I returned to work Monday evening after 4 days off, two regularly scheduled and two I took off to ensure my mental health was stable.
I felt good Monday evening after I came home but was looking forward to spending Tuesday evening with Wally again. In fact I felt so good that I wondered if I should've even taken the time off (I need to deal with my guilt issues). It wasn't til part way through my hectic Tuesday morning that I remembered I had a meeting in the evening. I was so disappointed. Not so much because I don't like meetings, I actually don't mind them most of the time, but because I just couldn't wait to spend time at home.
Home has become a comfort to me more so than normal over the past couple of weeks. And because I've been feeling a wee bit frazzled else where I have especially enjoyed it.
However, once I decided to stop being disappointed over something I couldn't change I felt better, (and I learned that embracing the obstacle is much less tiring than dreading it).
On my way to the meeting I began to think again of Bee's disappearance and death, of the loss of her spirit from this world and the wonderful, bubbly lady she was. I once again felt the pang of grief that so sharply wedged itself in my heart a week prior.
After the meeting I stood and chatted with a co worker about work stuff for a few minutes and then she expressed her sympathies over my friend and she empathized as she had lost her brother tragically a few weeks prior (an even deeper loss than mine).
Her words immediately found that grief pain and brought it to the forefront but in a good and healthy way. I talked a bit with her regarding the situation and just how hard it was to try and deal with and go to work at the same time. There was much to process and emotions to feel. Considering how many emotions people feel in any given job work was not the place to be going through them, especially with the fact that I, like many others, deal with people and their emotions for a living.
On my drive home I was shocked when sobs began escaping from my chest, moans of heartbreak and disbelief joined them. Initially I tried to stifle them but after just a moment I remembered I didn't have to, I was alone.
I let the grief pain take over. I allowed myself to feel it. All of it. I wept much like I did when my aunt passed.

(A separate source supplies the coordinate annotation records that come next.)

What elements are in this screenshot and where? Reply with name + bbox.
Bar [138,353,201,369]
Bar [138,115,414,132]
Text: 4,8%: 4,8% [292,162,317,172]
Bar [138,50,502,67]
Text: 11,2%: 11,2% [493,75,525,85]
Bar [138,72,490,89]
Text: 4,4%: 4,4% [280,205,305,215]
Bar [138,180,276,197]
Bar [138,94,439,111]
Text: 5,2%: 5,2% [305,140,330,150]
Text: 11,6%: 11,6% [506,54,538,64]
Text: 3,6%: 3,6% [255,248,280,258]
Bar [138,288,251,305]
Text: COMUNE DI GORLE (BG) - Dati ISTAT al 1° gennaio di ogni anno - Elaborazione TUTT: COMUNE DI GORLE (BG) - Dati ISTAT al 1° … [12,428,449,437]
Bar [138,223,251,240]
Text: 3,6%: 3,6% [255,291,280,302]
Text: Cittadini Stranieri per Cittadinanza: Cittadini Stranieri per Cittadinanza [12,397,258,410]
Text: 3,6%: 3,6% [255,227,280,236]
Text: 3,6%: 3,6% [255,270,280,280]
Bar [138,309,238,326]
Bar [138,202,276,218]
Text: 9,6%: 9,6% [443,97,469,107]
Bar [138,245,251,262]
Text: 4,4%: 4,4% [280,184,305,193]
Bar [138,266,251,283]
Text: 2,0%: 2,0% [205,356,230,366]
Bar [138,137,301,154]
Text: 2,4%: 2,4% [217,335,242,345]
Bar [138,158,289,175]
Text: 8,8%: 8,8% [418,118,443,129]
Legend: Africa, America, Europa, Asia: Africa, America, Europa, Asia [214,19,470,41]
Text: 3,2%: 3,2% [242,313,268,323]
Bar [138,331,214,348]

Like I did a year ago when I felt the world fail a young man and I had to witness him have an emotional and mental breakdown.
Not often do I have a need to weep. I have a pretty good life. No, I have an amazing life, with amazing people in it. I have much more than I could even need or rightfully ask for.
It is a clear reminder to me that you can have everything material that you need but when you lose a piece of your heart, you lose something you cannot replace, buy back or recover.
I think this must be why grief hurts so much and why you can feel it even when it doesn't appear to be something that belongs to you.
I have mentioned a few times that I didn't think I had a right to grieve so deeply over Bee. She's not my family. She was a friend, and as of late not one I kept close contact with, but one who was a part of my life for a long time.
I guess sometimes I wonder why things hurt so much even when we appear far from where the loss has occurred. I think I am realizing that our pain is often attached not only to the person but to the reality of their humanity and ours.
I ache because Bee was a living active part of my life for a long time. She was full of life, laughter, love and cared so much for people. I experienced all of these things from her. Now she is gone, no longer to be experienced in the same way on earth. There is one less person in my life to ask how I'm doing, to look at me intently when I tell a story or to sing a song I get to enjoy (yes it seems selfish but really grief is being sad over what we no longer have).
I remember when my aunt died, one thing I told Wally was that it was so difficult because I not only lost an aunt but I lost one of my cheerleaders. It's hard to lose those people.
Again though we grieve too over our own mortality. Over the fragility of life and of the relationships we share with others.
The other night Wally took my face in both of his hands and looked me straight in the eyes and said 'Don't ever walk away from me. Don't ever feel that alone.'
That truth is difficult to handle. Life must be nurtured and cared for. All of the time, not just when it's convenient. It is so easy to lose sight of this when getting wrapped up in the day to day, buying the groceries, walking the dogs, getting the car fixed.
When love is young you can't wait to express your love to the person you want to spend time with. You tell then every chance you get because you haven't had much time with them and you want them to know, with the time you do have, how much you care for them. As time goes on you take for granted that person being there, the fact that they arrived home from work just fine, or they will be there to have dinner with when you get home.
Grief is good for something.
It's good for reminding us how fleeting life is. How little time we actually do have with people on earth (in some cases this is good :)
I have learned and am learning to welcome grief in a sense. Not to welcome the loss but to welcome the reminder of what I already have so that I can not only be thankful for it but more importantly so I can nurture it, show my gratitude for it and hopefully be healed by this reality.
Grief has actually been a huge driving force in so much of my life thus far, I shall let it continue to do so.
Allowing grief to teach you doesn't make it easy to go through, but it can deliver hope for tomorrow.
Because you realize today is a gift only given today.